Öss’yi sevdirmek, kolay göstermek için birçok kitap yazıldı, hocalarımız ve nice psikologlar bu güne dek sürmüş ÖSS duvarını yıkmaya çalıştılar zihinlerde. konuşmalar hep müsbet yöndeydi, basite alır havalardaydı. Ama sevgili hocalarımız, bizi kandırmayın. dört beş yıl boyunca at gibi koşmadan, hafiften sıyırmaya başlayana kadar çalışmadan öss kazanılmaz. Bunu yapmak da yürek ister, insan üstü bir güç, melek üstü bir sabır ve pilav üstü kuru fasülye ister… (aç karna çalışılmaz diye yani:) Öss çok şey ister sevgili dostlar, ömür ister ömür. Verirsin, yer bitirir bu sefer de.. Hayır, bir şey değil, senin için saçımı süpürge ettim diye serzenişte bulunabileceğin somut bir şey de yoktur karşında.
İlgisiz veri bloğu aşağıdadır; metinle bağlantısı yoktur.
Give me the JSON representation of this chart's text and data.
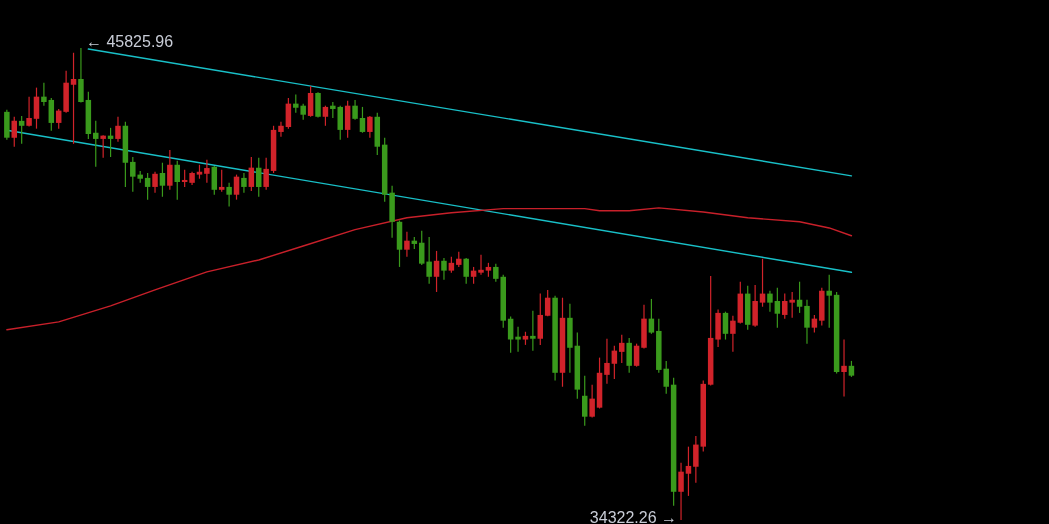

Şaka bir yana, elbette üniversite ciddi bir olay, uğrunda fedakarlık yapılası bir yatırım. Çalışmak lazım ve elzem. Ama hayatımızın dört yılını da tek başına çatır çatır yemesin ya, hatırlamaktan çekindiğimiz bir dönem olmasın. Ömür bu, bir kez yaşanır, hele ki gençlik… Daha gencim demeden ihtiyarlığın kapıyı çaldığını görürsün. Bir bakarsın ki kargaşa ile bitmiş ömür, en tatlı günler daha geldiğini bile anlamadan elveda demişler… Böylesi daha mı iyi yani, farzedelim ki üniversiteyi kazansak bile, o dört yılı hayatımızdan çıkarıp attığımıza değecek mi? “an”ı es geçip tekrarlara öncelik vermek ileride pişmanlık getirebilir. Yani aradaki çizgiyi görerek hareket etmek lazım. Yeri geldiğinde sinemaya da gideceksin, yorgunluğunu atmak için üçlü koltuğa uzanıp televizyon da izleyeceksin… Anı yaşamaya ne öss, ne lgs, ne kpss ne itt engel olmasın. Unutma, sınavın tekrarı seneye ama ömrün tekrarı yok…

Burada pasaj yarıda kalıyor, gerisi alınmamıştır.